A new report on L.A.’s nuked Rocketdyne site finally catches the attention of mainstream media
By Michael Collins
Los Angeles CityBeat/ValleyBeat — October 12, 2006
A new five-year study of Boeing’s monstrously contaminated Santa Susana Field Laboratory (SSFL) sparked unprecedented mainstream print, radio, and television coverage last week. “Study Says Lab Meltdown Caused Cancer” blared an above-the-fold headline in the Los Angeles Times, while the Daily News had as its lead: “Santa Susana meltdown released massive radiation.”
The study shocked even the most veteran SSFL observers, revealing that the now-infamous 1959 meltdown of the lab’s Sodium Reactor Experiment (SRE) most likely caused cancer in 260 to 1,800 people within a 62-mile radius of the east Ventura County lab. The comprehensive probe reported that the SRE disaster released 459 times more of the deadly radionuclides iodine-131 and cesium-137 than Pennsylvania’s Three Mile Island meltdown did in 1979. “A substantial fraction of the volatile radioactive material may well have been released from that accident into the environment and several hundred cancers in the general Los Angeles area are the most likely result,” said co-chair of the panel, Daniel Hirsch, the nuclear watchdog who first exposed the SRE disaster in 1979 and lectures on nuclear policy at UC Santa Cruz. “It could have been as high as several thousand.”
The report also analyzed the potential for contaminated lab soil befouling SSFL groundwater and surface water and thus the pollution’s potential to migrate; of special concern is the toxic rocket fuel additive perchlorate, flowing into the Simi and San Fernando valleys. “So many of the claims made about contamination not being able to move off the [Rocketdyne] property, and therefore not need to be cleaned up, have now been, I think, devastated by these studies,” added Hirsch at an October 5 press conference. “That will lead to added impetus to clean up.”
The $200,000 study, partially funded by the California state legislature, talked about radiation and chemicals oozing off the SSFL site, which has long been hotly contested by parent company Boeing. “We received a summary of the report just yesterday,” read a Boeing statement provided to 89.3 KPCC-FM‘s Patt Morrison program on October 6 (and on which this reporter appeared as a guest) to discuss the panel’s findings. “Our experts have yet to review it. Preliminary assessment is that the study has significant flaws and claims by activists regarding nuclear activities … are baseless, without scientific merit, and a great disservice to our employees and our community.”

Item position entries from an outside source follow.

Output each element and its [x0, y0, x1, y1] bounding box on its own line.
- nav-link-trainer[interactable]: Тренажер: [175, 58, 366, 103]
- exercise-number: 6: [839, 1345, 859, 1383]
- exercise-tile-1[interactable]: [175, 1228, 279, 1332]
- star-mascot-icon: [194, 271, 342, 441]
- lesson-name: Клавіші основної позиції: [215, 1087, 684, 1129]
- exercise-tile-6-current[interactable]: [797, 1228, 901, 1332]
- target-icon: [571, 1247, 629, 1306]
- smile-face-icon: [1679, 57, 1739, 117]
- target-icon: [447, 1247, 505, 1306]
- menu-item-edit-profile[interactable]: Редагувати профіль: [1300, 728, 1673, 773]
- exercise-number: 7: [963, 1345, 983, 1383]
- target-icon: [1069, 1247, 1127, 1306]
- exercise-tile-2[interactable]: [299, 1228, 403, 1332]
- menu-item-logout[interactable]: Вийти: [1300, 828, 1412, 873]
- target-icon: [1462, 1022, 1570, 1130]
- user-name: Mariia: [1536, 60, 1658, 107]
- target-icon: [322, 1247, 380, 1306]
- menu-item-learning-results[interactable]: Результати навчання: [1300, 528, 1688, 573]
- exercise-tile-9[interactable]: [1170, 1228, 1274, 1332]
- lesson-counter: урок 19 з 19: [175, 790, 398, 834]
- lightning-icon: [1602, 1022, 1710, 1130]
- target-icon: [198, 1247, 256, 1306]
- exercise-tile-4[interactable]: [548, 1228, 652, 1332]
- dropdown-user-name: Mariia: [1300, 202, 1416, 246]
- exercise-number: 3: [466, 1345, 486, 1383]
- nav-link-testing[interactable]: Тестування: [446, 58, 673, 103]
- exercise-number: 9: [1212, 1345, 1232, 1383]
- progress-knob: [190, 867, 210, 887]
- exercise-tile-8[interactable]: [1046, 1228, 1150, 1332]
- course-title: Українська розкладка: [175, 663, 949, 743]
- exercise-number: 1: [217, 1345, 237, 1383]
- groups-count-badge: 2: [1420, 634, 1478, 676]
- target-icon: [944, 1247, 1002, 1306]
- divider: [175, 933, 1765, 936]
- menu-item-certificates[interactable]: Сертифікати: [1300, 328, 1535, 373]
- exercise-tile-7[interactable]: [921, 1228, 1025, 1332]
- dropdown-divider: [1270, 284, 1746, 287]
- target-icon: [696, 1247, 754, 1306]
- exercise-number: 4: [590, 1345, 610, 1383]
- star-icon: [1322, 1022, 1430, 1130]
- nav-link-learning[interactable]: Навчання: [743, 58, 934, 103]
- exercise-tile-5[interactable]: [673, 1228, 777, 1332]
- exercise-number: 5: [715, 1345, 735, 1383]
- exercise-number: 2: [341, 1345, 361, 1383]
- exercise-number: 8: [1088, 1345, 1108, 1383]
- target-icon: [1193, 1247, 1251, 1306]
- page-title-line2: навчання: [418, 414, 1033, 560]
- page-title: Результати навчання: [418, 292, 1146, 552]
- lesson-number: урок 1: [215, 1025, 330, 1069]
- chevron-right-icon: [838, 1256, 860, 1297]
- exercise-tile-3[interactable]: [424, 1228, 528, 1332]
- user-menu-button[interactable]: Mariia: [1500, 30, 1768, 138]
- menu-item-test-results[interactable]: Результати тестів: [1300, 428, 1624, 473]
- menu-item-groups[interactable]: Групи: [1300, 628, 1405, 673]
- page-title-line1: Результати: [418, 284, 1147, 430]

Regardless of the criticism, the report’s chillingly detailed analysis of the partial meltdown is impressive. Prior to the mishap, SSFL’s experimental sodium-cooled reactor had been in operation since 1948 and had made nearby Moorpark the first town in the world to get all of its electricity from atomic power. Something went haywire with the SRE in July 1959 with core temperatures skyrocketing and the reactor power level soon doubling every five seconds. What Rocketdyne engineers didn’t know is that a chemical had leaked into the liquid sodium rendering it the consistency of gum and unable to cool the nuclear core. What made that scenario even more nightmarish is that the reactor was housed in an unfortified building unlike the huge concrete containment domes on modern reactors.
“Despite the temperature variations, despite the fact that the reactor was essentially out of control, [Rocketdyne] restarted the reactor shortly thereafter without really doing anything and for the next two weeks the reactor operated with progressively more and more damaged fuel until at the end of July it basically just couldn’t work anymore,” said study consultant David Lochbaum, a nuclear engineer and director of the Nuclear Safety Project for the Washington, D.C.-based Union of Concerned Scientists. “A television camera was lowered into the reactor vessel and showed that instead of where the fuel was, there was space – the fuel had melted and had moved around into other locations.”
Radiation was vented into the atmosphere over a period of weeks. But which way it floated is anybody’s guess, as Boeing refused to supply meteorological data from the time, part of a pattern of secrecy that panelists say hampered the study. “We still don’t have a lot of information that would be important for estimating health impacts from leakages from the site,” said panel co-chair Dr. Steven Wing, associate professor of epidemiology at the University of North Carolina. “For example, Rocketdyne operated a weather station on the site and we, the experts on the panel, were denied the information on which way the wind was blowing during the 1959 accident at the Sodium Reactor Experiment.”
Ventura County Supervisor Linda Parks has asked the state attorney general to force Boeing to release the information.
The SSFL Advisory Panel report can be read at SSFLpanel.org.